How to explain? First, there's the sad reality that U.S. crime rates, despite their general decline in recent years, are still far higher than those of other advanced democracies — stoked, perhaps, by the nation's sharp social disparities and the easy access to firearms. Then there's the sad reality that jails and prisons, rather than hospitals, are being used to warehouse the mentally ill. An estimated 16 percent of the nation's inmate population suffers a mental disorder.

But among the causes, what's drawing the most attention now are the harsh sentences handed down over the last three decades as part of the "war on drugs." Competing to be toughest on crime, political leaders passed "three strikes" laws, imposed longer prison terms and prescribed mandatory minimum sentences even for nonviolent drug offenders. In some states, a first offense for marijuana possession brings 10 years in the slammer. Prisons are stacked with these nonviolent offenders, most of whom had the misfortune of growing up in poor, minority communities where the drug trade was part of ordinary life. While blacks and Latinos account for 30 percent of the U.S. population, they make up 60 percent of prisoners.

President Obama's visit to an overcrowded federal prison near Oklahoma City last month drew attention to badly needed reforms. After peering into a spare 9-by-10-foot cell, which at times had housed three men, Obama told a group of prisoners that he could have easily been in their place if not for the advantages he enjoyed growing up. (Obama has admitted using marijuana and cocaine in his youth.) "There but for the grace of God," he told reporters afterward, pledging to renew his reform efforts. "Mass incarceration makes our country worse off," he said. "And we need to do something about it."

Both parties are in rare agreement on that.
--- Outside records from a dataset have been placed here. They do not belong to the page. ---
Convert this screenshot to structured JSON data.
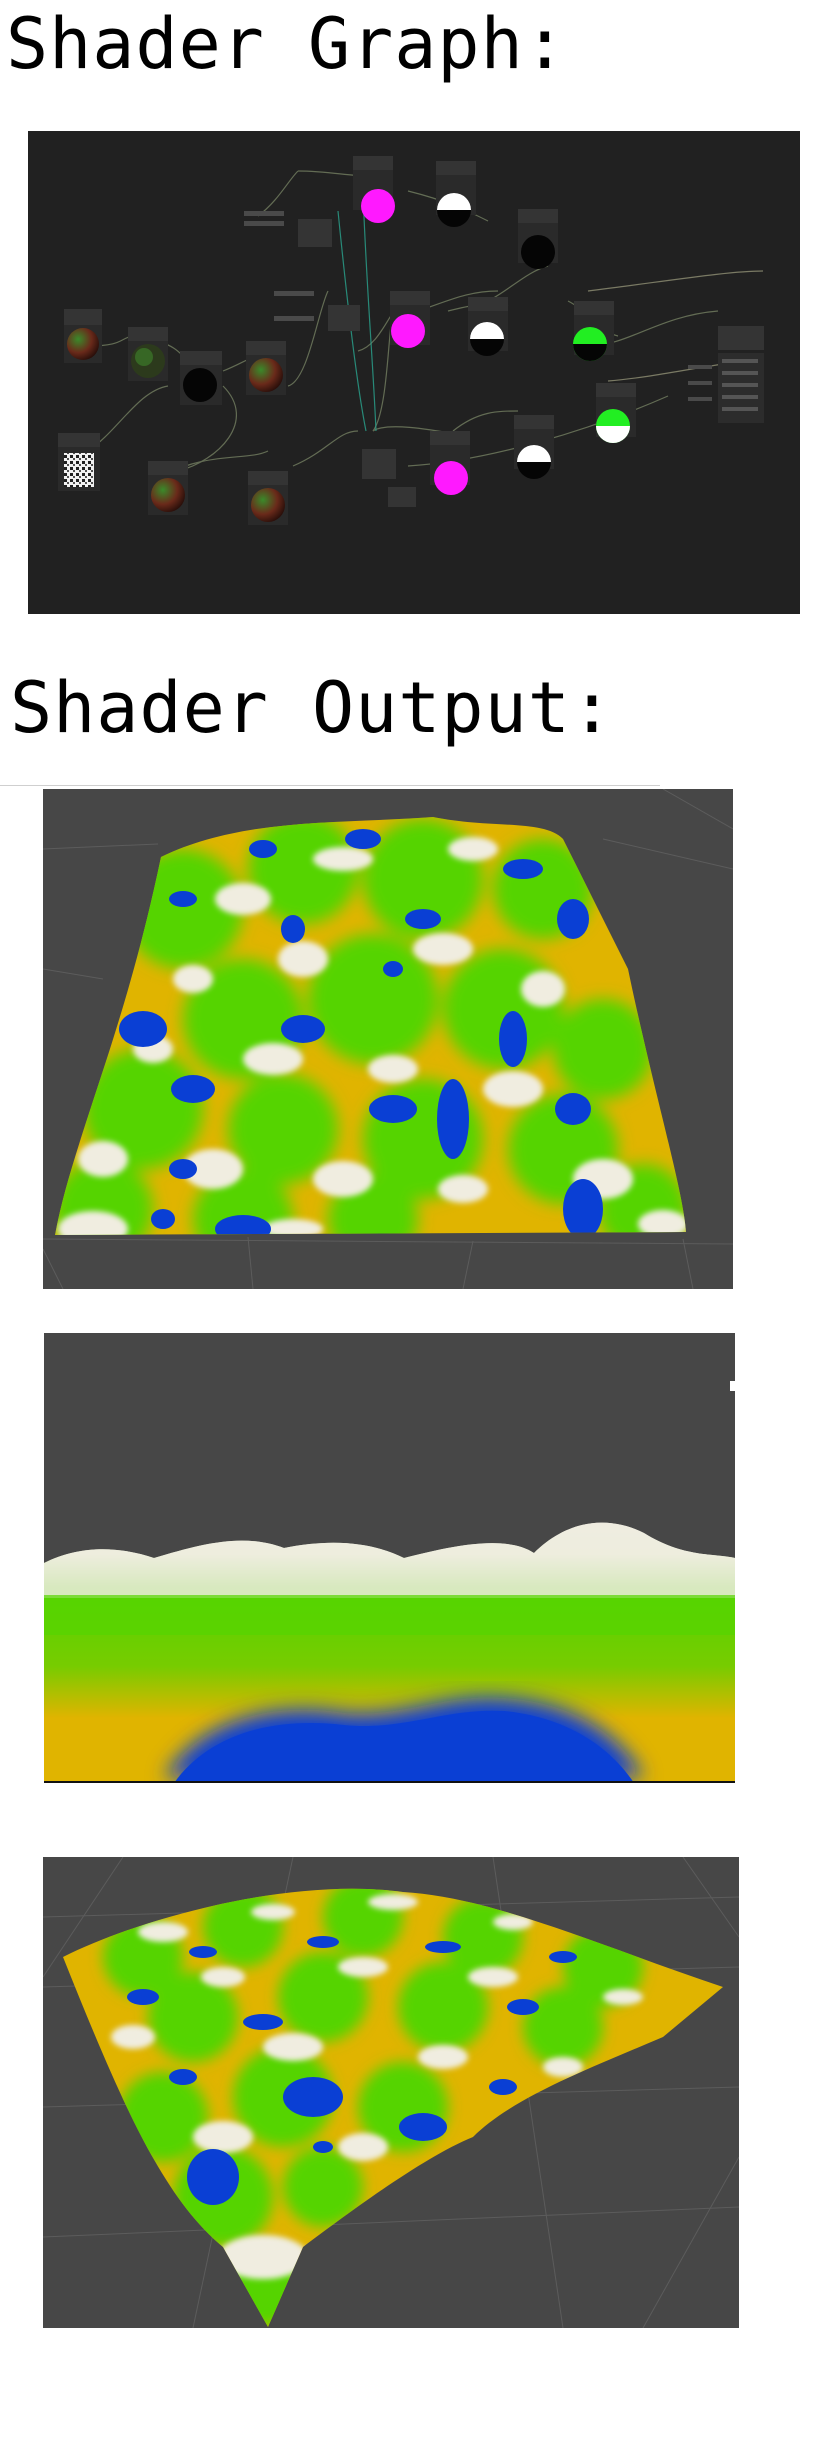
{
  "headings": {
    "graph": "Shader Graph:",
    "output": "Shader Output:"
  },
  "colors": {
    "graph_bg": "#212121",
    "viewport_bg": "#474747",
    "water": "#0a3fd4",
    "sand": "#e8b000",
    "grass": "#55d400",
    "snow": "#efece0",
    "preview_magenta": "#ff19ff",
    "preview_green": "#22ee22"
  },
  "icons": {
    "noise_preview": "noise-texture-icon",
    "sphere_preview": "sphere-preview-icon"
  }
}
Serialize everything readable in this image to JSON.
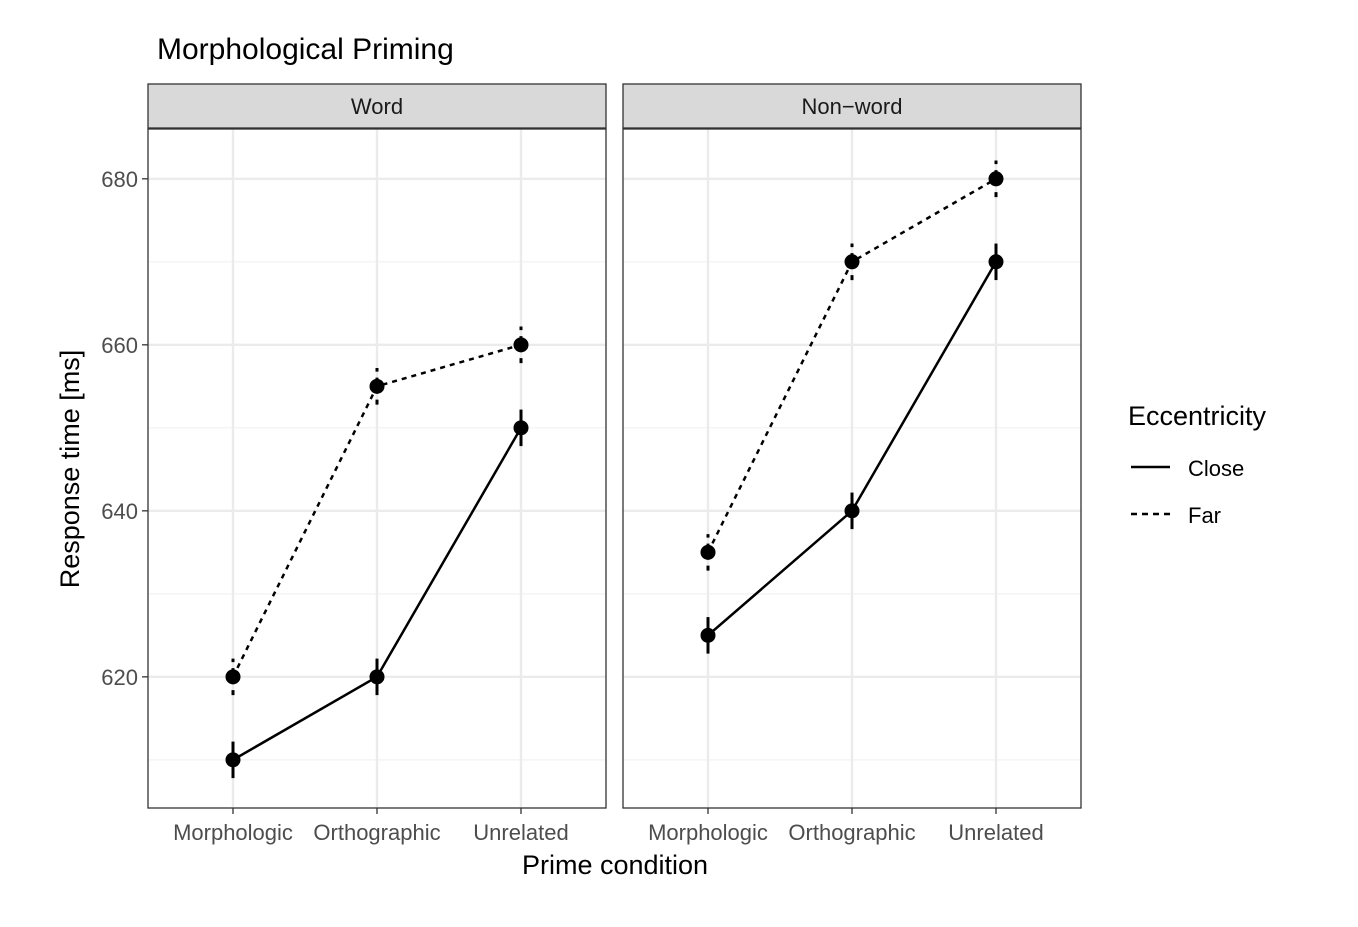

Democrats emphasize the wasted lives and the damage to minority communities. Republicans stress the billions of dollars spent on locking up people who aren't dangers to their fellow citizens.

It's a stretch to suggest, however, that the bloated prison population is due mainly to the sentencing of nonviolent drug offenders. It's not. Most of the increase comes from locking up greater numbers of thieves and violent criminals and keeping them behind bars longer. Even if all nonviolent drug offenders were set free today, the prison population of 2.2 million would drop to only around 1.7 million, still nearly 20 percent of the world's total.
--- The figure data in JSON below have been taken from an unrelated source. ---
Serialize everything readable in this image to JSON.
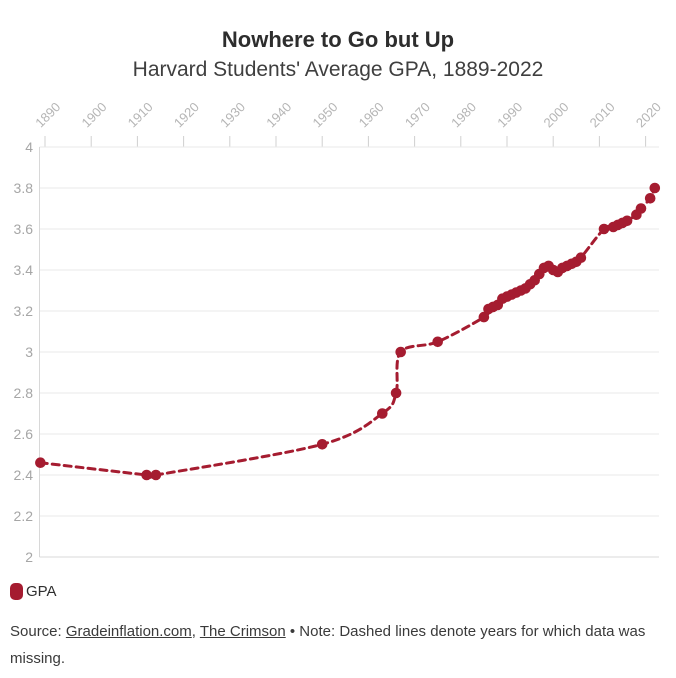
{
  "header": {
    "title": "Nowhere to Go but Up",
    "subtitle": "Harvard Students' Average GPA, 1889-2022"
  },
  "legend": {
    "label": "GPA",
    "color": "#A51C30"
  },
  "source": {
    "prefix": "Source: ",
    "link1": "Gradeinflation.com",
    "separator": ", ",
    "link2": "The Crimson",
    "note": " • Note: Dashed lines denote years for which data was missing."
  },
  "chart_data": {
    "type": "line",
    "title": "Nowhere to Go but Up",
    "subtitle": "Harvard Students' Average GPA, 1889-2022",
    "line_style": "dashed",
    "marker": "circle",
    "color": "#A51C30",
    "grid": true,
    "x_axis_position": "top",
    "legend_position": "bottom-left",
    "xlim": [
      1888,
      2023
    ],
    "ylim": [
      2,
      4
    ],
    "x_ticks": [
      1890,
      1900,
      1910,
      1920,
      1930,
      1940,
      1950,
      1960,
      1970,
      1980,
      1990,
      2000,
      2010,
      2020
    ],
    "x_tick_labels": [
      "1890",
      "1900",
      "1910",
      "1920",
      "1930",
      "1940",
      "1950",
      "1960",
      "1970",
      "1980",
      "1990",
      "2000",
      "2010",
      "2020"
    ],
    "y_ticks": [
      4,
      3.8,
      3.6,
      3.4,
      3.2,
      3,
      2.8,
      2.6,
      2.4,
      2.2,
      2
    ],
    "y_tick_labels": [
      "4",
      "3.8",
      "3.6",
      "3.4",
      "3.2",
      "3",
      "2.8",
      "2.6",
      "2.4",
      "2.2",
      "2"
    ],
    "series": [
      {
        "name": "GPA",
        "points": [
          [
            1889,
            2.46
          ],
          [
            1912,
            2.4
          ],
          [
            1914,
            2.4
          ],
          [
            1950,
            2.55
          ],
          [
            1963,
            2.7
          ],
          [
            1966,
            2.8
          ],
          [
            1967,
            3.0
          ],
          [
            1975,
            3.05
          ],
          [
            1985,
            3.17
          ],
          [
            1986,
            3.21
          ],
          [
            1987,
            3.22
          ],
          [
            1988,
            3.23
          ],
          [
            1989,
            3.26
          ],
          [
            1990,
            3.27
          ],
          [
            1991,
            3.28
          ],
          [
            1992,
            3.29
          ],
          [
            1993,
            3.3
          ],
          [
            1994,
            3.31
          ],
          [
            1995,
            3.33
          ],
          [
            1996,
            3.35
          ],
          [
            1997,
            3.38
          ],
          [
            1998,
            3.41
          ],
          [
            1999,
            3.42
          ],
          [
            2000,
            3.4
          ],
          [
            2001,
            3.39
          ],
          [
            2002,
            3.41
          ],
          [
            2003,
            3.42
          ],
          [
            2004,
            3.43
          ],
          [
            2005,
            3.44
          ],
          [
            2006,
            3.46
          ],
          [
            2011,
            3.6
          ],
          [
            2013,
            3.61
          ],
          [
            2014,
            3.62
          ],
          [
            2015,
            3.63
          ],
          [
            2016,
            3.64
          ],
          [
            2018,
            3.67
          ],
          [
            2019,
            3.7
          ],
          [
            2021,
            3.75
          ],
          [
            2022,
            3.8
          ]
        ]
      }
    ]
  }
}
Still, on the margin, granting early release to nonviolent offenders and shortening sentences to better match crimes seems a sensible step for the federal system, and eventually for the states. Career criminals need to be locked up. But hundreds of thousands of nonviolent offenders have aged out of their youthful mistakes. Many deserve a second chance to remake their lives.

So, which is it? Are Americans the most evil people on Earth, or is their criminal-justice system seriously flawed? The answer isn't so clear. To make real headway on the prison anomaly, thousands of murderers, robbers and other predators would have to be released early or receive shorter sentences. It's doubtful that politicians or the public would be ready for that.